Turning to the question of democracy and corruption, there is now much progress under way in trying to link good governance and practices with an appropriate response by the international community in terms of foreign aid. For example, under the current scheme for debt relief, the so-called heavily indebted poor countries, HIPC, initiative one of the requirements for a country to qualify for debt relief is exactly its performance in a number of governance indicators which have to do with good practices, including fighting corruption and having a participative kind of system which is democratic, and openness to criticism and to dialogue. I do not mean that this is an ideal solution to the problem of promoting institutions that are democratic and free from corruption, but increasingly as one can see in NEPAD, the New Partnership for Africa's Development, there is now an awareness by the African countries themselves of the need for them to have ownership of those governance practices and to try to improve the quality of the political system.
On the question on the supply capability and marketing, etc., I would highlight that Ireland, in this respect, is an extremely positive example for many developing countries. These countries are perfectly aware that Ireland has had the fastest rates of growth in the European Union for a long period of time, that the Irish economy went through a profound transformation and that one of the elements of that transformation was the success of Irish policies in targeting foreign direct investment and in bringing investment that would create new sources of employment which also would bring to Ireland the possibility of building a very successful export platform. Of course we know that very few countries in the world could replicate Ireland's conditions in terms of political institutions, legal and judicial system, level of education and many other aspects which, in Ireland's case, go a long way to explain the success.
Ireland's example, however, has been extremely useful to our organisation because UNCTAD works hard promoting foreign direct investment and we were actually instrumental, together with another UN agency, United Nations Industrial Development Organisation, UNIDO, in the creation of the first world association of investment promotion agencies which now is a completely autonomous entity. This association was for a long time chaired by the director of the Irish public entity that dealt with investment promotion. Therefore all the work that has been done in this area of promoting investment has taken to a large extent the Irish model as an inspiration, although we are very acutely aware of the difference. This leads me to the second part of the question, namely, whether these experiences can be replicated. What one can do is always relative in terms of trying to transfer experiences from a particular national setting to a different one. The interest of members in Africa was referred to. It is good to have this interest because the biggest challenge we all face relates to the development of the least developed countries. As can be seen from my statistics, most of the least developed countries are African. This is increasingly becoming an African problem. Africa is where the international community will face the biggest challenge in meeting the so-called millennium development goals to halve poverty by 2015, reduce infant mortality, increase the number of children in school and increase the number of girls in school. This is where the problem lies. In Africa there are not many of the institutions which favoured the development of Asian countries.
I want to concentrate on one aspect of the problem. In my personal experience with development, if I had to sum it up in a few words, I would say that development is a continuous learning process.

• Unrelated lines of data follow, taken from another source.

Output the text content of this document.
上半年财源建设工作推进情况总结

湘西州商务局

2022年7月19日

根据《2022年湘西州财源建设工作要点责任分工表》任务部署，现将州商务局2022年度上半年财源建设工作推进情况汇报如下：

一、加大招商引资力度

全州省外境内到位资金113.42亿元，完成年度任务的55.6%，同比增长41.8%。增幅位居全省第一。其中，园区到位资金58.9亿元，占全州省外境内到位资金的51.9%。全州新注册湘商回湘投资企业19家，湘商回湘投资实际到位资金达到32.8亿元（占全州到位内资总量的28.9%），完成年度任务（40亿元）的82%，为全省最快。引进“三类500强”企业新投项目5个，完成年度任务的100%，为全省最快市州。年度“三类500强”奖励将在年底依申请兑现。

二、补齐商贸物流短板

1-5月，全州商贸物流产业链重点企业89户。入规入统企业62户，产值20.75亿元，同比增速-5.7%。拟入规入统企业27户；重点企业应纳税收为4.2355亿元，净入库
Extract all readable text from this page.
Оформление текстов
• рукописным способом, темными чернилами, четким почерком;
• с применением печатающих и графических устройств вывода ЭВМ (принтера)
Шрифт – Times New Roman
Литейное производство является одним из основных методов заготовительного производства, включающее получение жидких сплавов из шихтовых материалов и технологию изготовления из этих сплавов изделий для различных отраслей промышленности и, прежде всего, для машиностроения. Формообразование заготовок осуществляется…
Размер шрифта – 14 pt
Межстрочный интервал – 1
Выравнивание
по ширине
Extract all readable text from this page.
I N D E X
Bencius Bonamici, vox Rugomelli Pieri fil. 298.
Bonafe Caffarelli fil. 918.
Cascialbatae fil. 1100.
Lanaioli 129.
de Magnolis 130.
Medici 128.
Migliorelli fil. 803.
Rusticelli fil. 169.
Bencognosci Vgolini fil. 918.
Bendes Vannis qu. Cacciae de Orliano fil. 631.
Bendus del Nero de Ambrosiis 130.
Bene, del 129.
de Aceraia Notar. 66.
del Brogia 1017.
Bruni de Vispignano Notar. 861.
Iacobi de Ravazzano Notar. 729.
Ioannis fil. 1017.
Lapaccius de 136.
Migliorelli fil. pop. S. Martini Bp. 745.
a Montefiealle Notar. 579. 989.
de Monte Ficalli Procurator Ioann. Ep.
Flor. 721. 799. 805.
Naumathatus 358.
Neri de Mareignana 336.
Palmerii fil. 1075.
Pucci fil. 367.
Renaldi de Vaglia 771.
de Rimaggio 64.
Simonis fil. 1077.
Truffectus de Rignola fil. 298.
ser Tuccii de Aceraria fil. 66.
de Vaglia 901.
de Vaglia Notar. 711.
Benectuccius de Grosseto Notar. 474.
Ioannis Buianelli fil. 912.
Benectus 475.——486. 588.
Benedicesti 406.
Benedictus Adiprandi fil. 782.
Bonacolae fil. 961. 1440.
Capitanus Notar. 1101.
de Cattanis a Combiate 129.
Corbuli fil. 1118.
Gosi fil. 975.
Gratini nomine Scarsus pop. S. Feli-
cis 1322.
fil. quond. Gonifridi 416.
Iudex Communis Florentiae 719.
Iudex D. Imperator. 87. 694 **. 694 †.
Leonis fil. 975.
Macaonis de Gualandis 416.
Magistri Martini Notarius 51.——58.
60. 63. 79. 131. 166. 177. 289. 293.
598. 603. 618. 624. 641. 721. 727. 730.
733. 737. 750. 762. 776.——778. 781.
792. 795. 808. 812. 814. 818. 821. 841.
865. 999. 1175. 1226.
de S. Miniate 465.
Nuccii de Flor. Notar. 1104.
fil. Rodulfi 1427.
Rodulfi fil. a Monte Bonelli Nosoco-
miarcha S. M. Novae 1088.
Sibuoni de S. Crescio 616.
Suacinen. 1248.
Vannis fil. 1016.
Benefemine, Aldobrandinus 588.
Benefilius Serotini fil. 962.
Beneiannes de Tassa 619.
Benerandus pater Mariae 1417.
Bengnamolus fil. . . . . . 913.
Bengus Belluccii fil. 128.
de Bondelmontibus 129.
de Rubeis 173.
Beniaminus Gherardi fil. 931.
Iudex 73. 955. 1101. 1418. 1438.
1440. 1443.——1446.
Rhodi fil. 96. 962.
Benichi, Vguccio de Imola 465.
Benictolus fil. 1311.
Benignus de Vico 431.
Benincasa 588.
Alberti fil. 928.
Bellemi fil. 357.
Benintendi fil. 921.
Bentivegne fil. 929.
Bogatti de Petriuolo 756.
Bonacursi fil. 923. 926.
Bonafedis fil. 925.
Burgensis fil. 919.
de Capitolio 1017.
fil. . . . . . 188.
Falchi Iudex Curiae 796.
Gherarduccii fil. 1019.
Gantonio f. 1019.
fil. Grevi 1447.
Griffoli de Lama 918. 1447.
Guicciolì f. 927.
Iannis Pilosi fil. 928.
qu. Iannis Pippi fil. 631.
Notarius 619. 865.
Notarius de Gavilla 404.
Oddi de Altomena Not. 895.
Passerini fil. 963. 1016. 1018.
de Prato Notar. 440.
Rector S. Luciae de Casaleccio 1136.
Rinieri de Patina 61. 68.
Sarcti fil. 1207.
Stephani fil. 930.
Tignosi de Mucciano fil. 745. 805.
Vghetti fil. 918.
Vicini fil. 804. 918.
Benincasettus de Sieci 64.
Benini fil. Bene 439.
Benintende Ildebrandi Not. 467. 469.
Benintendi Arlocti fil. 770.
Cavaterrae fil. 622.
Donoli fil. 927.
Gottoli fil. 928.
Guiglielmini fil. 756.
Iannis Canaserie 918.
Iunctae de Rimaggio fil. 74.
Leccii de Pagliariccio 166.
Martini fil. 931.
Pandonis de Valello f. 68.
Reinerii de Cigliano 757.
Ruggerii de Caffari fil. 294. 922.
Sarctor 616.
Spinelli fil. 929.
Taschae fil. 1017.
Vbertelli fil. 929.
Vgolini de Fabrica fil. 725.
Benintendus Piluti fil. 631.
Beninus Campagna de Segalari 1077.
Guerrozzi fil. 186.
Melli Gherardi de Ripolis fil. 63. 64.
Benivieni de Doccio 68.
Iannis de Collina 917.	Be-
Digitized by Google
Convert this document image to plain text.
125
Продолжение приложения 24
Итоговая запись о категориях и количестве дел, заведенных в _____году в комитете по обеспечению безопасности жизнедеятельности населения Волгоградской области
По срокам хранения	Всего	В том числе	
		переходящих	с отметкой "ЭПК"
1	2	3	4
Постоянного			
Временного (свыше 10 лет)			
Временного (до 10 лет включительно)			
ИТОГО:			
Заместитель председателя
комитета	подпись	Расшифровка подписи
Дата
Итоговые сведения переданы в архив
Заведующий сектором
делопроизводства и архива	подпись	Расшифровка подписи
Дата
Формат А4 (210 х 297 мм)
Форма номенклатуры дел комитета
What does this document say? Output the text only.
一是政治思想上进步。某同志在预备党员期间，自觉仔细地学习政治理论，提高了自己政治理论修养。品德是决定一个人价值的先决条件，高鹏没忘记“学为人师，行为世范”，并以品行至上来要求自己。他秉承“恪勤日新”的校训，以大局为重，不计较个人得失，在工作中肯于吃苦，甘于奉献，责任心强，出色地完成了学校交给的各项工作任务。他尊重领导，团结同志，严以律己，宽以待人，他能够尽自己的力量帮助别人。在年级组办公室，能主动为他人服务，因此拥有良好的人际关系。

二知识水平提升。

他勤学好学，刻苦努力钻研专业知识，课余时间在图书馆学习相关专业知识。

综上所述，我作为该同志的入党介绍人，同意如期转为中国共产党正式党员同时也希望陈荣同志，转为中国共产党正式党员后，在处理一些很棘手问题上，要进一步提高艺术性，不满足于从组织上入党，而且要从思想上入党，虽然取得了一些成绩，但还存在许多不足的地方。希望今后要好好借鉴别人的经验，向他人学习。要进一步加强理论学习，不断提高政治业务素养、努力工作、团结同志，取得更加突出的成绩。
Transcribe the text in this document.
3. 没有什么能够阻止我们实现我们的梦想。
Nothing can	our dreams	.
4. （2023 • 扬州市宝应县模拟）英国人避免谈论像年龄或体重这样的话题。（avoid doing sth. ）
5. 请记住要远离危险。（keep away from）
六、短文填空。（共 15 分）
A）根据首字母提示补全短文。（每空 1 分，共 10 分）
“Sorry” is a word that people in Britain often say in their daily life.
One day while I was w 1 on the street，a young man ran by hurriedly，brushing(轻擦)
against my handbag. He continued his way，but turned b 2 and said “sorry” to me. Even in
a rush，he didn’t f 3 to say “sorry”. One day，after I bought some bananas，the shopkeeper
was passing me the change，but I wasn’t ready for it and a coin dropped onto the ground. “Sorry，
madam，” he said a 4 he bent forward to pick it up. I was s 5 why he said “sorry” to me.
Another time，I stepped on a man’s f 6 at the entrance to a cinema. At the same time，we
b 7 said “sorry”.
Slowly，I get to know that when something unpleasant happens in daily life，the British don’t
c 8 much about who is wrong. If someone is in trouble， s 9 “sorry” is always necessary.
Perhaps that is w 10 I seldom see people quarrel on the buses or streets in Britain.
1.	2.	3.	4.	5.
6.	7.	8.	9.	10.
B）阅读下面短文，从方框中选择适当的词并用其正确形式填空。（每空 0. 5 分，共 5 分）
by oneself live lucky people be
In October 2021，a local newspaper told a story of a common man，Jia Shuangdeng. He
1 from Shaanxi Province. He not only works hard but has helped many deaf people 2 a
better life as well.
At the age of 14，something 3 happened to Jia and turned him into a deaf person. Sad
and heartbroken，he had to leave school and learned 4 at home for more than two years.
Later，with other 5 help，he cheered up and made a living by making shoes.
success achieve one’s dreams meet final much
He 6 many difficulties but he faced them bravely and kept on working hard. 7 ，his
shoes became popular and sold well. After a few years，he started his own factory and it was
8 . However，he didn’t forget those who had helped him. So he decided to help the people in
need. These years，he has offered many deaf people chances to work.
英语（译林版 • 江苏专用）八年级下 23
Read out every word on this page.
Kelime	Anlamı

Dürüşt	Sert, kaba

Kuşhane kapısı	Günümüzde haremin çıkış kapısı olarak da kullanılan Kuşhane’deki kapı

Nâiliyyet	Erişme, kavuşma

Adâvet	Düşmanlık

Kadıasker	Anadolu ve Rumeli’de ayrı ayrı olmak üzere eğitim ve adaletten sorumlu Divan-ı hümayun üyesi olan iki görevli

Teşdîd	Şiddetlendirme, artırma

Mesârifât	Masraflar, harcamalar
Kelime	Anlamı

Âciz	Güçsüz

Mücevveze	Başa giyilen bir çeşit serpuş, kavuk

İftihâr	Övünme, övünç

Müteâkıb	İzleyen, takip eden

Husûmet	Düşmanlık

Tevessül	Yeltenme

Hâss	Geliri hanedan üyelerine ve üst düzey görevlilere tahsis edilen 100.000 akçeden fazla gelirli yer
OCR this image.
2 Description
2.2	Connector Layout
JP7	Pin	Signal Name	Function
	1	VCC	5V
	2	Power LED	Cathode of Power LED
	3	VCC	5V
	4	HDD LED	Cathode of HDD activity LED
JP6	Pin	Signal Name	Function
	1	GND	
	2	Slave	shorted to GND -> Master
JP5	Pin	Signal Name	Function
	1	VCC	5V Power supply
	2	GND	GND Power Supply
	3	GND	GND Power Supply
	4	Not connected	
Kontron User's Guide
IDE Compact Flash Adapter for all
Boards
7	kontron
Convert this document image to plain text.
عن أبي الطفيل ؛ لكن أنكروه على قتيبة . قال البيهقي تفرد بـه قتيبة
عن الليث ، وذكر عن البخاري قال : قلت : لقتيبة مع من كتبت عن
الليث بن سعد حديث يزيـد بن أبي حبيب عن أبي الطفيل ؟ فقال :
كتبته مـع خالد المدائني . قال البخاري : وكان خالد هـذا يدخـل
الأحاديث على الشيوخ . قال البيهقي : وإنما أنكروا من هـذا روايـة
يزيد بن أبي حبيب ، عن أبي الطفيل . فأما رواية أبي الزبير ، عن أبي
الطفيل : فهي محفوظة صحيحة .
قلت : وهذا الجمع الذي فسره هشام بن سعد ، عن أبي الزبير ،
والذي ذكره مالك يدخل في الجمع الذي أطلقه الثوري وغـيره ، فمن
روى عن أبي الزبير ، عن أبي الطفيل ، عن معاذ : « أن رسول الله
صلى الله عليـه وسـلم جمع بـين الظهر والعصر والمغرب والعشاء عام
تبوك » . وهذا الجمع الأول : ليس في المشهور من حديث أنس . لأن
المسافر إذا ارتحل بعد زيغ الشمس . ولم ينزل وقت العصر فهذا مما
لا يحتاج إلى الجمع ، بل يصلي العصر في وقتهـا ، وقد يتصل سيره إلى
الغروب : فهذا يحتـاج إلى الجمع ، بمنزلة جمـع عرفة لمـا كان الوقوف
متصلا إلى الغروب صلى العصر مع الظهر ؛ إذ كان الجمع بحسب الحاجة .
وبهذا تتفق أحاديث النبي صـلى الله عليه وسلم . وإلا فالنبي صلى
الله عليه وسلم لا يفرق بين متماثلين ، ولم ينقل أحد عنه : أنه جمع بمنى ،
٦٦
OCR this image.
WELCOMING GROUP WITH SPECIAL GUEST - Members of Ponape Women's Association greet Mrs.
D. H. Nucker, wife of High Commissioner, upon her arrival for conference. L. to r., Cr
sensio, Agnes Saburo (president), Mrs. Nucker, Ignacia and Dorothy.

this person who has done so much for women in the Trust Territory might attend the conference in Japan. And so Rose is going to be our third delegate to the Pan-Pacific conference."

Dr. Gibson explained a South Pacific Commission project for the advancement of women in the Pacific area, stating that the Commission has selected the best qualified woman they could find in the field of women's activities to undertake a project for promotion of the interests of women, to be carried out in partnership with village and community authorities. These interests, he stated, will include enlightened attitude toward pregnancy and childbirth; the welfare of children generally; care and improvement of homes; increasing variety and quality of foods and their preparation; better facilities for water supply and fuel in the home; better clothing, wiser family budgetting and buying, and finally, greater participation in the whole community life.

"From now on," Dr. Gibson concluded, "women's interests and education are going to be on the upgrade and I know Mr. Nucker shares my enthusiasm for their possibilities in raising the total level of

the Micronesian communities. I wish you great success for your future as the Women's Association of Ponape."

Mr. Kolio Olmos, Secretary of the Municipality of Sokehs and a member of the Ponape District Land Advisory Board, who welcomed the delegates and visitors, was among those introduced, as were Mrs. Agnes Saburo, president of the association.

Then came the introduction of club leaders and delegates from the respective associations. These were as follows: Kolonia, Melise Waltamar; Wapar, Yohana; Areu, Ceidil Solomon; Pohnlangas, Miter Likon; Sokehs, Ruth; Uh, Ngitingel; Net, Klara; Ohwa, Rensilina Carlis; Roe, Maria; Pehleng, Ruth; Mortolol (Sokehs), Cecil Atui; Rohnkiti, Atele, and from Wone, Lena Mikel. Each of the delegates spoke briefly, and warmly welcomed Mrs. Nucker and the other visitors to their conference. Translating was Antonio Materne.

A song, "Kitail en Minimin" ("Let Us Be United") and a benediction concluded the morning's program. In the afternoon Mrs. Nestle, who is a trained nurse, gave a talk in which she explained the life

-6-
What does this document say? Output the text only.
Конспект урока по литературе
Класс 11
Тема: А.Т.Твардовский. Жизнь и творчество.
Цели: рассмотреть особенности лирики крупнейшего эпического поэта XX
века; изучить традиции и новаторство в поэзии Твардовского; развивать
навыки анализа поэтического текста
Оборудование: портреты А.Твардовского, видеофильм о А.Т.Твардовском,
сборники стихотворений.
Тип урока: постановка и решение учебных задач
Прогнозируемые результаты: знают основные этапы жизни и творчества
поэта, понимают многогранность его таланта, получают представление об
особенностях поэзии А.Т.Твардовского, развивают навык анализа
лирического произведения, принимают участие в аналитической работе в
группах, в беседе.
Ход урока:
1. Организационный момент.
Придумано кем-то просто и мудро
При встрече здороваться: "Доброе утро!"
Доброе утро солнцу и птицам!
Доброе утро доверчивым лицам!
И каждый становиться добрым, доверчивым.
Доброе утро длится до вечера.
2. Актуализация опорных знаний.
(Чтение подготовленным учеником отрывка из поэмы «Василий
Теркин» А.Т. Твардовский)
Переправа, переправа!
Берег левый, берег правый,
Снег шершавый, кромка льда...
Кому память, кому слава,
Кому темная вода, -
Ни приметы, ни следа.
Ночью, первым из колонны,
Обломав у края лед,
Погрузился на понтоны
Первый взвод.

It is something that will never stop. The main difference between the Asian approach, starting with Japan in the 19th century and going straight through all the other experiences up to China nowadays, and what prevailed in other areas in Latin America, Africa and the Caribbean, is exactly a sort of intuitive understanding that development was a learning process, something that one had to approach, beginning with education and investment in human resources - not any kind of education but education that would lead people to learn how to compete and improve the workings of the economy.
Unfortunately, this approach is not widespread. In many countries there was a tendency to concentrate on the role of the state as promoter of development. The state has an irreplaceable role to play in promoting development. It can only do so, however, if it has a clear priority on development as a learning process, something that will always challenge one and which never ceases. In our work, we try to persuade countries that this is a fundamental and decisive factor. There must be a capacity to learn from other people's experience and to try to make the best possible use of natural and human resources. I hope I have addressed some, if not all, aspects of the problem.